Conversely, in a declining market, the buyer benefits more than the seller since the buyer’s exposure is uncertain as the buyer does not know how much the property’s value may decline. So, it is advantageous for the buyer in a declining market to use a liquidated damages provision to establish the buyer’s maximum exposure if the buyer defaults or decides not to purchase the property. With a valid liquidated damages provision, if the property’s value declines more than the liquidated damages amount, then the buyer can walk away from the deal, knowing the buyer will lose only the amount agreed upon as liquidated damages.
But to effectively allocate these risks, the parties must have a valid liquidated damages clause in their agreement. Simply using terms such as “nonrefundable” will not suffice. For example, in one case, the buyer released a $600,000 “nonrefundable” deposit to the seller outside of escrow. The buyer then defaulted and canceled purchase of the property.
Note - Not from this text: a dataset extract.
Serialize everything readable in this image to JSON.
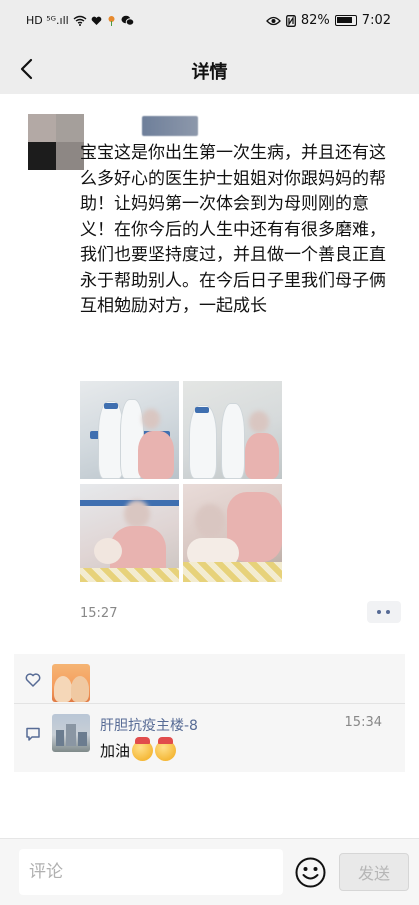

The seller sold the property to another buyer for $1 million more, but the seller refused to refund the buyer’s deposit. The buyer sued the seller to recover the money released to the seller, and the court of appeal ruled that the seller had to refund the buyer’s money.
The court ruled that because the parties’ purchase and sale agreement did not contain a liquidated damages provision, the seller could not retain the deposit on that basis. The court also held that a “nonrefundable” deposit is such only where the seller has incurred actual losses. Since the seller had not suffered such actual loss, the forfeiture of the deposit became an unenforceable penalty.
This case highlights the importance of having a valid provision for liquidated damages in a contract for the sale of real property, which must meet the specific legal requirements. To have a valid liquidated damages provision for the sale of property (other than four or fewer residential units where the buyer intends to occupy one of the units), the amount of the damages is not limited to a set amount or to a set percentage of the purchase price. Rather, the amount of such liquidated damages must be reasonable under the circumstances existing at the time the contract is made. Also, the contractual provision must be separately signed or initialed by each party and must be in either ten-point bold type or eight-point red type.
When the contract involves the sale of four or fewer residential units, and the buyer intends to occupy one of the units, a liquidated damages provision is presumed valid if the clause satisfies the above requirements and the liquidated amount does not exceed 3% of the purchase price. A new law will become effective July 1, 2014 which applies to the sale of newly constructed attached residential condominium units located within a structure of 20 or more residential condominium units, standing over eight stories high, that is high-density infill development, located in a city or county with a population density of 1,900 residents per square mile or greater. The new law provides that a liquidated damage in the amount of 6% of the purchase price is presumed valid if the purchase price for the unit is greater than $1 million and the other requirements are satisfied.